La violencia social incumbe a la educación. La ola de actos violentos que sacude a México revela en general el fracaso de las instituciones públicas, pero pone en evidencia asimismo fallas en la educación de niños y jóvenes. La familia y la escuela no han sabido edificar una cultura de la paz y de los derechos humanos.
La paz social no ha sido nunca un objetivo explícitamente buscado por el sistema educativo nacional; en cambio, siempre se ha dado preeminencia a la dimensión cognitiva de la formación, desestimando la emocional, la moral y la cívica. La construcción de la personalidad moral de niños y jóvenes debería ser, junto al lenguaje y las matemáticas, eje ordenador de la educación obligatoria.
Pero esto no es así. La mayoría de los maestros recibe un fuerte entrenamiento para enseñar las asignaturas cognitivas, pero sólo una débil capacitación para desarrollar en sus alumnos valores como la autoestima, el autorespeto, la tolerancia, la empatía, la compasión, el compromiso con su comunidad, la justicia, el diálogo, la democracia y la veneración por los derechos humanos.
La violencia no es innata, sino que se aprende a lo largo de la vida. Los comportamientos violentos se gestan desde el seno familiar: la carencia de afecto, de atención, seguridad y cuidados de parte de los padres hacia los hijos inducen las conductas agresivas. La frustración dispara la cólera. Cuando esa falta de atención se reproduce en la escuela, los efectos suelen ser desastrosos.
El investigador noruego Johan Galtung propone un modelo de análisis de la violencia social a través de un “triángulo de la violencia”. En un vértice del triángulo se ubica la violencia directa, aquella en la que la acción causa daño directo al destinatario y puede ser verbal, psicológica y física. En el segundo vértice se encuentra la violencia estructural que se realiza con mediaciones institucionales o estructurales y se expresa en la injusticia social y, en general, la insatisfacción de las necesidades esenciales. Por último, en el tercer vértice se halla la violencia cultural, es decir, todas las expresiones en el orden simbólico que contribuyen a legitimar la violencia.
La cultura moderna es un universo de expresiones, signos, mensajes, narrativas que implícita o explícitamente concurren para justificar o legitimar la violencia. El lenguaje mismo que solemos escuchar en los medios de comunicación y en las redes incita frecuentemente a la violencia, el prejuicio, la desconfianza y el odio. En nuestro entorno, la cultura de la paz, de la civilidad y de los derechos humanos tiene una débil presencia.
Ha faltado en la escuela una acción pedagógica específica para fomentar los valores, las actitudes y las conductas pacíficas. Para atender esa carencia, sería necesario crear en el currículum un eje transversal (que vaya desde preescolar hasta educación media superior) de educación para la paz. Parte esencial de ese eje, desde luego, debe ser el desarrollo de habilidades socioemocionales, pero su ámbito debe incluir otras asignaturas y experiencias escolares. El corazón de ese eje debe ser el desarrollo de la personalidad moral del alumno.

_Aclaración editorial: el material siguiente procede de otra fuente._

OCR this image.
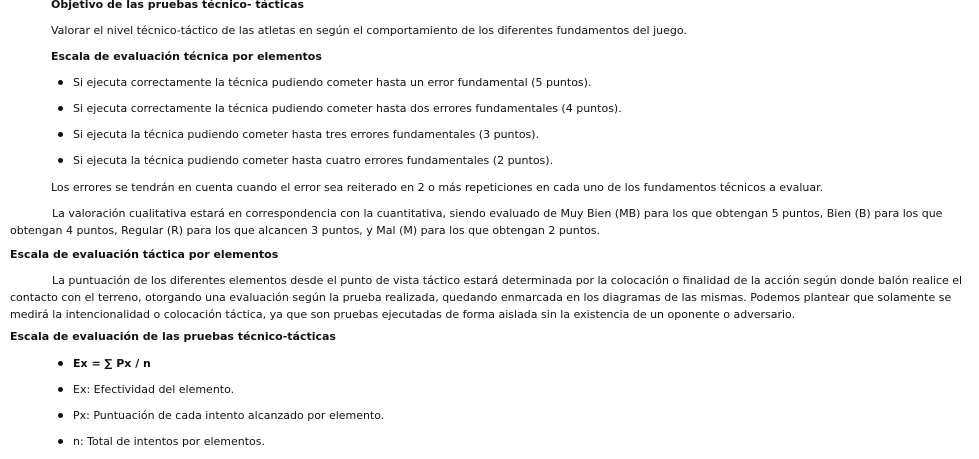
Objetivo de las pruebas técnico- tácticas

Valorar el nivel técnico-táctico de las atletas en según el comportamiento de los diferentes fundamentos del juego.

Escala de evaluación técnica por elementos
Si ejecuta correctamente la técnica pudiendo cometer hasta un error fundamental (5 puntos).
Si ejecuta correctamente la técnica pudiendo cometer hasta dos errores fundamentales (4 puntos).
Si ejecuta la técnica pudiendo cometer hasta tres errores fundamentales (3 puntos).
Si ejecuta la técnica pudiendo cometer hasta cuatro errores fundamentales (2 puntos).

Los errores se tendrán en cuenta cuando el error sea reiterado en 2 o más repeticiones en cada uno de los fundamentos técnicos a evaluar.

La valoración cualitativa estará en correspondencia con la cuantitativa, siendo evaluado de Muy Bien (MB) para los que obtengan 5 puntos, Bien (B) para los que obtengan 4 puntos, Regular (R) para los que alcancen 3 puntos, y Mal (M) para los que obtengan 2 puntos.

Escala de evaluación táctica por elementos

La puntuación de los diferentes elementos desde el punto de vista táctico estará determinada por la colocación o finalidad de la acción según donde balón realice el contacto con el terreno, otorgando una evaluación según la prueba realizada, quedando enmarcada en los diagramas de las mismas. Podemos plantear que solamente se medirá la intencionalidad o colocación táctica, ya que son pruebas ejecutadas de forma aislada sin la existencia de un oponente o adversario.

Escala de evaluación de las pruebas técnico-tácticas
Ex = ∑ Px / n
Ex: Efectividad del elemento.
Px: Puntuación de cada intento alcanzado por elemento.
n: Total de intentos por elementos.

Un autor conocido en educación para la paz, David Hicks, propone el aprendizaje de destrezas como la reflexión crítica, la cooperación, la comprensión, la aserción, la solución de conflictos y la alfabetización política; de actitudes como la autoestima, al respeto por los demás, la preocupación ecológica, la mentalidad abierta, la visión y el compromiso con la justicia; finalmente, la adquisición de conocimientos como el conflicto, la paz, la democracia, la violencia, la guerra, el poder, etc.